Like a comic book come to life, researchers at Stanford University have developed a kind of X-ray vision — only without the X-rays. Working with hardware similar to what enables autonomous cars to “see” the world around them, the researchers enhanced their system with a highly efficient algorithm that can reconstruct three-dimensional hidden scenes based on the movement of individual particles of light, or photons. In tests, detailed in a paper published Sept. 9 in Nature Communications, their system successfully reconstructed shapes obscured by 1-inch-thick foam. To the human eye, it’s like seeing through walls.
“A lot of imaging techniques make images look a little bit better, a little bit less noisy, but this is really something where we make the invisible visible,” said Gordon Wetzstein, assistant professor of electrical engineering at Stanford and senior author of the paper. “This is really pushing the frontier of what may be possible with any kind of sensing system. It’s like superhuman vision.”
This technique complements other vision systems that can see through barriers on the microscopic scale — for applications in medicine — because it’s more focused on large-scale situations, such as navigating self-driving cars in fog or heavy rain and satellite imaging of the surface of Earth and other planets through hazy atmosphere.
Supersight from scattered light
In order to see through environments that scatter light every-which-way, the system pairs a laser with a super-sensitive photon detector that records every bit of laser light that hits it. As the laser scans an obstruction like a wall of foam, an occasional photon will manage to pass through the foam, hit the objects hidden behind it and pass back through the foam to reach the detector. The algorithm-supported software then uses those few photons — and information about where and when they hit the detector — to reconstruct the hidden objects in 3D.
This is not the first system with the ability to reveal hidden objects through scattering environments, but it circumvents limitations associated with other techniques. For example, some require knowledge about how far away the object of interest is. It is also common that these systems only use information from ballistic photons, which are photons that travel to and from the hidden object through the scattering field but without actually scattering along the way.
“We were interested in being able to image through scattering media without these assumptions and to collect all the photons that have been scattered to reconstruct the image,” said David Lindell, a graduate student in electrical engineering and lead author of the paper. “This makes our system especially useful for large-scale applications, where there would be very few ballistic photons.”
In order to make their algorithm amenable to the complexities of scattering, the researchers had to closely co-design their hardware and software, although the hardware components they used are only slightly more advanced than what is currently found in autonomous cars. Depending on the brightness of the hidden objects, scanning in their tests took anywhere from one minute to one hour, but the algorithm reconstructed the obscured scene in real-time and could be run on a laptop.

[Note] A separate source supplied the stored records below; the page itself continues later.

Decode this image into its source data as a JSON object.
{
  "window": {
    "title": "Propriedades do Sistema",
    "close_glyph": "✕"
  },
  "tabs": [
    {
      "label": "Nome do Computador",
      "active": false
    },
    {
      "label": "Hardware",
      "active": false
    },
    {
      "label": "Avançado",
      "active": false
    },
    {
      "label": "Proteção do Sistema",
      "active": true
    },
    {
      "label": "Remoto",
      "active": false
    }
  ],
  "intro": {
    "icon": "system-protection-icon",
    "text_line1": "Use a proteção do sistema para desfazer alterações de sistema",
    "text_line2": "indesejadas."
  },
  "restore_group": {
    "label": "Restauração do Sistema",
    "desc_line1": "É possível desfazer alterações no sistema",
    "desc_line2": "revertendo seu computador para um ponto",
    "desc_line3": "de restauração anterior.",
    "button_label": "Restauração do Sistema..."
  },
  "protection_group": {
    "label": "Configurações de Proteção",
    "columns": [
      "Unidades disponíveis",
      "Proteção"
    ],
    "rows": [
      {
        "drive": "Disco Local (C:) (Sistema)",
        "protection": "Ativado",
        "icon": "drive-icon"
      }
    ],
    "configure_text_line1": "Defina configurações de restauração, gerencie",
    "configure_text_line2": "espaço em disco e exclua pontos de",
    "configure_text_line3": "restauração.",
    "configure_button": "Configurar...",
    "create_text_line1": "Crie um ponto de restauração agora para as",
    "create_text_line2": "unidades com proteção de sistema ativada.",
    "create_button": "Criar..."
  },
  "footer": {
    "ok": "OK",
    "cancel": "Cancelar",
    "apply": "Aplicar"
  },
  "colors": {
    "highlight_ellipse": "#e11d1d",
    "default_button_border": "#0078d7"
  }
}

“You couldn’t see through the foam with your own eyes, and even just looking at the photon measurements from the detector, you really don’t see anything,” said Lindell. “But, with just a handful of photons, the reconstruction algorithm can expose these objects — and you can see not only what they look like, but where they are in 3D space.”
Space and fog
Someday, a descendant of this system could be sent through space to other planets and moons to help see through icy clouds to deeper layers and surfaces. In the nearer term, the researchers would like to experiment with different scattering environments to simulate other circumstances where this technology could be useful.
“We’re excited to push this further with other types of scattering geometries,” said Lindell. “So, not just objects hidden behind a thick slab of material but objects that are embedded in densely scattering material, which would be like seeing an object that’s surrounded by fog.”
Lindell and Wetzstein are also enthusiastic about how this work represents a deeply interdisciplinary intersection of science and engineering.
“These sensing systems are devices with lasers, detectors and advanced algorithms, which puts them in an interdisciplinary research area between hardware and physics and applied math,” said Wetzstein. “All of those are critical, core fields in this work and that’s what’s the most exciting for me.”